Saving Our Dark Skies in Los Alamos

By Galen Gisler and Didier Saumon

A recent editorial (“Dark skies are another draw for New Mexico,” SF New Mexican, Our View, Jan. 24) points out that the dark skies we enjoy here are a benefit to tourism as well as to the well-being of wildlife, human health and calming the soul. Seven International Dark Sky Parks are in our state, the newest being the Valles Caldera National Preserve, which achieved that prestigious status in 2021.

Unfortunately, most people in the world do not enjoy dark night-time skies and can see at most a handful of stars on a moonless night. With advances in lighting technology, the problem of light pollution is constantly getting worse. Modern LED lamps use much less energy and are much less expensive to operate than older technologies such as incandescent, mercury vapor or high-pressure sodium lamps. Municipalities and businesses therefore have an incentive to use more light than is needed.

Light pollution is light that is wasted or ill-used. Lights that are too bright produce dark shadows that can hide hazards. Lights that shine directly in our eyes cause glare that blind us and distract us from things we need to pay attention to. Badly positioned or poorly shielded lights shine into our bedrooms and disturb our sleep. Walk around our cities at night, and you will see examples of all of the above — on streetlights, on private residences and in parking lots that are very brightly lit long after activity ceases. Your walk will also show you numerous examples of good lighting, where doorways, sidewalks and roads are illuminated and distinguished by diffuse, non-glaring lights.

Currently there is an opportunity in Los Alamos to take action that will help to preserve and improve our dark skies. Architects and planners Dekker/Perich/Sabatini and the Los Alamos Community Development Department have released a draft of Module 2 of an update to the Los Alamos Development Code (Chapter 16 in the County Charter). This document is now up for public comment (see losalamosconnect.org) until March 15. The entire document is 172 pages long, of which a half-dozen pages are devoted to lighting.

The planners have done a commendable job in drafting a lighting ordinance that modernizes and improves the ordinance contained in Chapter 16-276 of the present County Charter. The draft includes site illumination limits (expressed in lumens per net acre), curfews for commercial and residential lighting, and appropriate roadway illumination guidelines from the Illumination Engineering Society.

There are a few points that can be improved still further.

The vast majority of streetlights in Los Alamos are of the high-pressure sodium type, which shine with a warm orange glow, and provide adequate light to guide traffic and protect pedestrians (and the deer that frequent our neighborhoods). Lighting professionals describe the color of lights with a number called correlated color temperature, or simply color temperature. The color temperature of the warm streetlights we are comfortable and familiar with is about 2200 K. There are LED streetlights available with color temperatures of 2200 K and below, but most common LEDs on the market have color temperatures much higher, 3000 K up to 5000 K. These higher color temperature lights shine with greater blue content and appear much whiter to our eyes. It is paradoxical but true that lights that appear “cooler” have higher color temperatures.
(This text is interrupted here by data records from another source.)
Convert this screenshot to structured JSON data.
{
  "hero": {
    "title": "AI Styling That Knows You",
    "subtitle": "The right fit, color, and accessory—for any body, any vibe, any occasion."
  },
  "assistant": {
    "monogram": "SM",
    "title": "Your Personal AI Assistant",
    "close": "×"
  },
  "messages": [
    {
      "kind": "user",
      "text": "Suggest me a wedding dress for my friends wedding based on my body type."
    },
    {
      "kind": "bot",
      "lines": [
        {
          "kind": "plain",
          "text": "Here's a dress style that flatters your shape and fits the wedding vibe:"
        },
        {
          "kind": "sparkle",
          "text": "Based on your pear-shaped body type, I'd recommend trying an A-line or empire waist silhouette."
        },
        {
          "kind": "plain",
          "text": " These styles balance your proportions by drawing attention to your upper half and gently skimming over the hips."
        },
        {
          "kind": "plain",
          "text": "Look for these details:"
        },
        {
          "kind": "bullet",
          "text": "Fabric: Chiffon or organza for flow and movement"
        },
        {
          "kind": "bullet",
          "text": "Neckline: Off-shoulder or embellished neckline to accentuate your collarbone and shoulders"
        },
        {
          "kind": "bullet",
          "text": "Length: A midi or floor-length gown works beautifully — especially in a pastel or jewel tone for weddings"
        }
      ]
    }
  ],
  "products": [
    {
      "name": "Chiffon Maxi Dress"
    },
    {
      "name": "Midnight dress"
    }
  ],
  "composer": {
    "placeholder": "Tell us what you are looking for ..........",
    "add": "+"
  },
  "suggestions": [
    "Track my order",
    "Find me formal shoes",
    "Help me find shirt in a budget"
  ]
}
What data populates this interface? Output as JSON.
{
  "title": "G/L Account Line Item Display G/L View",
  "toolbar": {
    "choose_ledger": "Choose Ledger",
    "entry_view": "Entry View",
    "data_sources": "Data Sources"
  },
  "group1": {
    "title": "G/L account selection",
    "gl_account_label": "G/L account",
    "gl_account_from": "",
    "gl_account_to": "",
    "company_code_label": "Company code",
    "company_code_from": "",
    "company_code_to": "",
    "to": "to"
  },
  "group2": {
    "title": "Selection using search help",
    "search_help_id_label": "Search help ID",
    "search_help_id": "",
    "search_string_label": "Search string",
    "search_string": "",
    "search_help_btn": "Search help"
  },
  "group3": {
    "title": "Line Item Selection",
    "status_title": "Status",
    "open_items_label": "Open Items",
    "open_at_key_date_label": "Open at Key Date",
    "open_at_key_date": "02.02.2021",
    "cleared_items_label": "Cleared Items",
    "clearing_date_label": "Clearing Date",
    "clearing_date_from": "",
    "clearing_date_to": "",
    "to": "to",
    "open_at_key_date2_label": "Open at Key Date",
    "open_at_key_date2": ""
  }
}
At the same luminosity, high color temperature lamps seem brighter because our eyes are more sensitive to blue light than to red. But our heightened sensitivity to blue means when we look away from those bright lights into the shadows, we lose our adaptation to darkness and may miss seeing a hazard. The blue content is also reflected off pavements and scattered off dust and droplets in the air more efficiently, and contributes to glare, light trespass and sky-glow, even when the lamps themselves are fully shielded. Examples of such high color temperature LED lamps can be seen in the parking lots of businesses, schools and churches around town, and (notoriously!) on the approach to the roundabout where N.M. 502 enters Los Alamos.

We note that Santa Fe is in the midst of a streetlight conversion process, replacing older 2200 K high-pressure sodium fixtures with modern LED lamps of higher color temperature, saving energy but potentially increasing skyglow. We hope the lighting ordinance soon to be adopted by Los Alamos County might inspire the adoption of a roughly similar modern ordinance in Santa Fe.

In Los Alamos, let’s make the upper-limit color temperature lights the same as our existing high-pressure sodium streetlights, 2200 K. Alternatively, or in addition, let’s include a clause that eliminates the emission of blue light with wavelength shorter than 500 nm.